Nega-se o aquecimento global, que a Terra seja redonda, que as vacinas imunizem. Hoje, as opiniões contam mais do que os factos, uma boa história vale mais do que a ciência. Crenças espirituais, teorias da conspiração e a religião do empreendedorismo misturam-se num cocktail perigoso.

Três homens percorrem as ruas da Venteira, na Amadora, a 29 de julho, com latas de spray e acabam detidos. Na manhã seguinte, a indignação da população é geral. As paredes dos prédios, contentores do lixo e até automóveis têm mensagens que questionam a pandemia e a vacina contra a covid-19. 

A proliferação de informações falsas nas redes sociais e a organização de grupos negacionistas em relação à pandemia não é uma novidade. O último Relatório de Segurança Interna, os Serviços de Informações de Segurança (SIS) deu conta de uma aproximação entre grupos de extrema-direita e “movimentos sociais inorgânicos, designadamente os negacionistas da pandemia”. Os serviços de inteligência alertam no documento para os “riscos de radicalização violenta online de jovens portugueses, que poderão conduzir, nos próximos anos, ao agravamento” desta ameaça.

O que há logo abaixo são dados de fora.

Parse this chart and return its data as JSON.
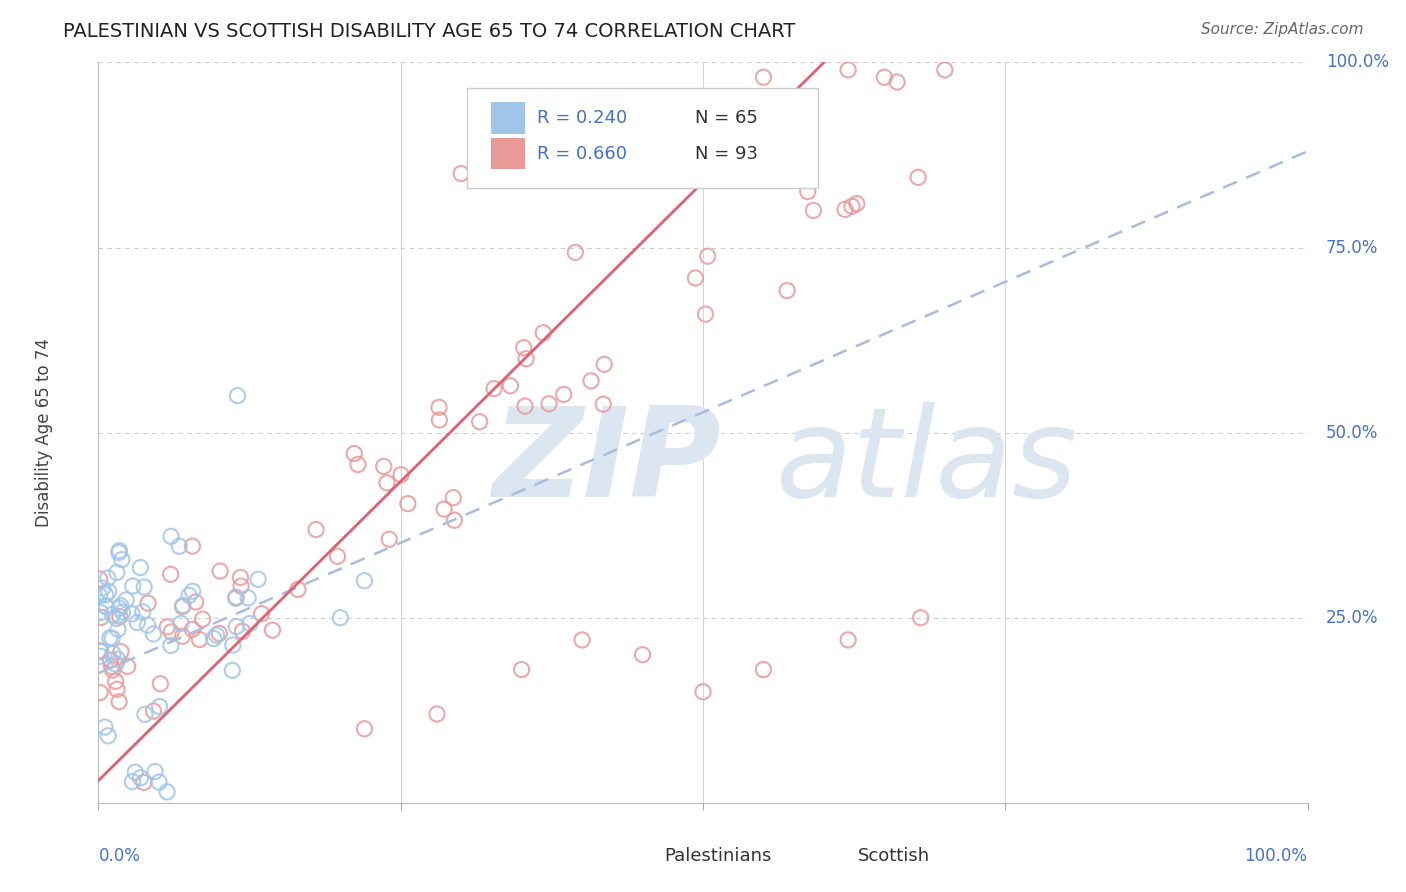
{
  "title": "PALESTINIAN VS SCOTTISH DISABILITY AGE 65 TO 74 CORRELATION CHART",
  "source": "Source: ZipAtlas.com",
  "ylabel": "Disability Age 65 to 74",
  "xlim": [
    0.0,
    1.0
  ],
  "ylim": [
    0.0,
    1.0
  ],
  "legend_r1": "R = 0.240",
  "legend_n1": "N = 65",
  "legend_r2": "R = 0.660",
  "legend_n2": "N = 93",
  "color_palestinian": "#9fc5e8",
  "color_scottish": "#ea9999",
  "color_line_palestinian": "#9fc5e8",
  "color_line_scottish": "#e06070",
  "bg_color": "#ffffff",
  "grid_color": "#cccccc",
  "text_color_blue": "#4472c4",
  "watermark_color": "#dce6f1",
  "title_fontsize": 14,
  "label_fontsize": 12,
  "source_fontsize": 11,
  "scatter_size": 120,
  "pal_line_x0": 0.0,
  "pal_line_y0": 0.175,
  "pal_line_x1": 1.0,
  "pal_line_y1": 0.88,
  "scot_line_x0": 0.0,
  "scot_line_y0": 0.03,
  "scot_line_x1": 0.6,
  "scot_line_y1": 1.0
}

Como se pode ler no relatório, “nos extremismos políticos, apesar de a pandemia ter obrigado ao cancelamento de muitas das atividades tradicionais (reuniões, conferências, concertos), o confinamento imposto aumentou o tempo de exposição da sociedade em geral, e dos jovens em particular, aos meios online e abriu um leque de oportunidades para que os movimentos radicais de extrema-direita disseminassem conteúdos de propaganda e desinformação digital, com vista a aumentar as suas bases de apoio, galvanizar os sentimentos antissistema e a reforçar a radicalização com base xenófoba, recorrendo ao discurso apelativo da violência e do ódio, num momento em que a sociedade portuguesa é, também, confrontada com fenómenos de polarização ideológica”. 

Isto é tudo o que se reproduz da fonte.